Design: Randomized controlled trial with a 12-month follow-up.

Setting: Internal medicine and family practice offices in a health maintenance organization.

Participants: Smokers (n = 3161) who were patients of participating physicians or other medical care providers (n = 60).

Intervention: Medical care providers delivered a 30-second stop-smoking prompt to 2707 smokers and referred them to an on-site nurse smoking counselor. The nurse randomly provided a two-page pamphlet [advice control] or one of three nurse-assisted interventions: 1) self-quit training; 2) referral to a group cessation program; or 3) a combination of self-quit training and referral. Each nurse-delivered intervention included a 10-minute video, written materials, and a follow-up phone call.

Results: Physicians delivered brief advice to 86% of identified smokers during the 1-year program. The proportion of participants reporting abstinence after both 3 and 12 months of follow-up nearly doubled (P = 0.01) for the nurse-assisted self-quit (7.1%), group-referral (7.6%), and combination (6.9%) interventions, compared to brief physician advice alone (3.9%) (P < 0.05).
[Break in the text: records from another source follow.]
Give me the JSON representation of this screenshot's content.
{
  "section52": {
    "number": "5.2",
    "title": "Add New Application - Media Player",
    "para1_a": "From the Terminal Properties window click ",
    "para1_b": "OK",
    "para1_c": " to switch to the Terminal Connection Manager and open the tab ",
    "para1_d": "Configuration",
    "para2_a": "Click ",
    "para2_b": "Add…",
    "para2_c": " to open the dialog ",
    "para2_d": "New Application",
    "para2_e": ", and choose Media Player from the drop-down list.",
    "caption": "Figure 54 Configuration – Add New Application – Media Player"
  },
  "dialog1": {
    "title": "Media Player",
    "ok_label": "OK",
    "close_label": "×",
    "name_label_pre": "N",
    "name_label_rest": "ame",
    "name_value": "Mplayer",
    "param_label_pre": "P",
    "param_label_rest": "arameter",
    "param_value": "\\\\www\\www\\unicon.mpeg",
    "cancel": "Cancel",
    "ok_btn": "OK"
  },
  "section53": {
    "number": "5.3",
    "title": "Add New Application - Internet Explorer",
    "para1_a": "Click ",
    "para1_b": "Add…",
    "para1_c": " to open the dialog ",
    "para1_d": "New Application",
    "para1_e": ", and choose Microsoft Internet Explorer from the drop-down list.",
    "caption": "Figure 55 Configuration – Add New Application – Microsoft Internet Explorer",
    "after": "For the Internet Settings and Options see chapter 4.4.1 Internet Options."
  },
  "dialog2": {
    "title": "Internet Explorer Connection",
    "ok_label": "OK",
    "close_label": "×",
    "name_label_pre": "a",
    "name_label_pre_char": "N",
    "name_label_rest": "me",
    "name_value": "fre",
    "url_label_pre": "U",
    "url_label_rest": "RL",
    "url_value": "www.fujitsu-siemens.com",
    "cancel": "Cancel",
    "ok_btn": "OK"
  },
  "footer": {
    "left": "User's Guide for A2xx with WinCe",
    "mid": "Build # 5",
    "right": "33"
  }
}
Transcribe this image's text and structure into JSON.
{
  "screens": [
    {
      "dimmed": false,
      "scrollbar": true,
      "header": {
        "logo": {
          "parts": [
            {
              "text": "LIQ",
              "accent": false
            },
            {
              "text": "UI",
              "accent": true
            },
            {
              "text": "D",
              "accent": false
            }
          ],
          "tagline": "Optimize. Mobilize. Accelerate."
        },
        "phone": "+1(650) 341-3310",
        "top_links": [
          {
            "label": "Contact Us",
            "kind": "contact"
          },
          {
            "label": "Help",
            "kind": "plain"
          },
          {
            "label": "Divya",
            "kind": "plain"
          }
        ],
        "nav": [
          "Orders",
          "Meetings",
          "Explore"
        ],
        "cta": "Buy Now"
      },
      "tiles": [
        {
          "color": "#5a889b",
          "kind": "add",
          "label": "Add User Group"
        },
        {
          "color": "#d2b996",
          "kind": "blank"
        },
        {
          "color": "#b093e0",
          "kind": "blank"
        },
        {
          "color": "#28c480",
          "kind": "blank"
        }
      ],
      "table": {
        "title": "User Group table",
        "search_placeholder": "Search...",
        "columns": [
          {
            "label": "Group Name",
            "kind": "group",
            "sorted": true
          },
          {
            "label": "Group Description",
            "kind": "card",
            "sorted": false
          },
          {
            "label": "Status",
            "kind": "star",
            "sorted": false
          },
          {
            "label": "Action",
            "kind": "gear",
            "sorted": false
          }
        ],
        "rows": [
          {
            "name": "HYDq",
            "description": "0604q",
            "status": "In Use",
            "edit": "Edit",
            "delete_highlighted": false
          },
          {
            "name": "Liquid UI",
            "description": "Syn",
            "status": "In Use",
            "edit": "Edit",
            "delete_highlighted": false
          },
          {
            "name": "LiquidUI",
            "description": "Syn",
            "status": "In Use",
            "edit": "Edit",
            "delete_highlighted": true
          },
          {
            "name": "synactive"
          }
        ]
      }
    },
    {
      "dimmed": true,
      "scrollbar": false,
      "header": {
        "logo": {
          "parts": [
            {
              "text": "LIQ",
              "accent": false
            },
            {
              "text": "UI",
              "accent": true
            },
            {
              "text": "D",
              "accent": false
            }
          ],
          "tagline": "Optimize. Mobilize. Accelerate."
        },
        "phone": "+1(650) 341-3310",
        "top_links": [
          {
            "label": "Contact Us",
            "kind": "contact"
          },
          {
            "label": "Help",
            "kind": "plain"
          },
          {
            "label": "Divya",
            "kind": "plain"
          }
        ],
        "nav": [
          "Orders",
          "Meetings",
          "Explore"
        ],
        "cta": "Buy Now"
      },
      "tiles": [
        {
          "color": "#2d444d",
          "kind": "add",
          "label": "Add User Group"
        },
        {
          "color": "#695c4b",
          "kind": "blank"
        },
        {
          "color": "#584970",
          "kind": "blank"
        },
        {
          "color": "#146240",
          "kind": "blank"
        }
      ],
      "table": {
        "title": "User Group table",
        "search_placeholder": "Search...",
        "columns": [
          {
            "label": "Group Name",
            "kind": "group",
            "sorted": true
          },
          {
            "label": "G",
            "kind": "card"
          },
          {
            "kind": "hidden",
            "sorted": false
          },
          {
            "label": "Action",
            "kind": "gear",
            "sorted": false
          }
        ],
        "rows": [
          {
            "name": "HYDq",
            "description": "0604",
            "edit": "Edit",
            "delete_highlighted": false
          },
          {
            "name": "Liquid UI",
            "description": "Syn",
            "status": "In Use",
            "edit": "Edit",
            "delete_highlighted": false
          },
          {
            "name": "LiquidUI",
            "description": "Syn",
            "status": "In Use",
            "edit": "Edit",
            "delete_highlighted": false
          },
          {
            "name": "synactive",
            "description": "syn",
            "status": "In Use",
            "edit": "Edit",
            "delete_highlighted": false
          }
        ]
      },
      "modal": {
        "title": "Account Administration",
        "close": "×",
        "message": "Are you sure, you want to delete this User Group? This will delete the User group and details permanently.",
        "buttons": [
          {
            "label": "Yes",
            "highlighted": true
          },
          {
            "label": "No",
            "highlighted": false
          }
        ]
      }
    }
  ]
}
Saliva cotinine tests confirmed these effects (P < 0.004), although quit rates were lower (3.4%, 4.7%, 4.3%, and 2.3%, respectively) because roughly one half of quitters chose not to provide a saliva sample and were counted as smokers.

Conclusion: Involving nurses in counseling smokers reduces physician burden, makes counseling more likely, and significantly increases cessation rates compared with brief physician advice alone.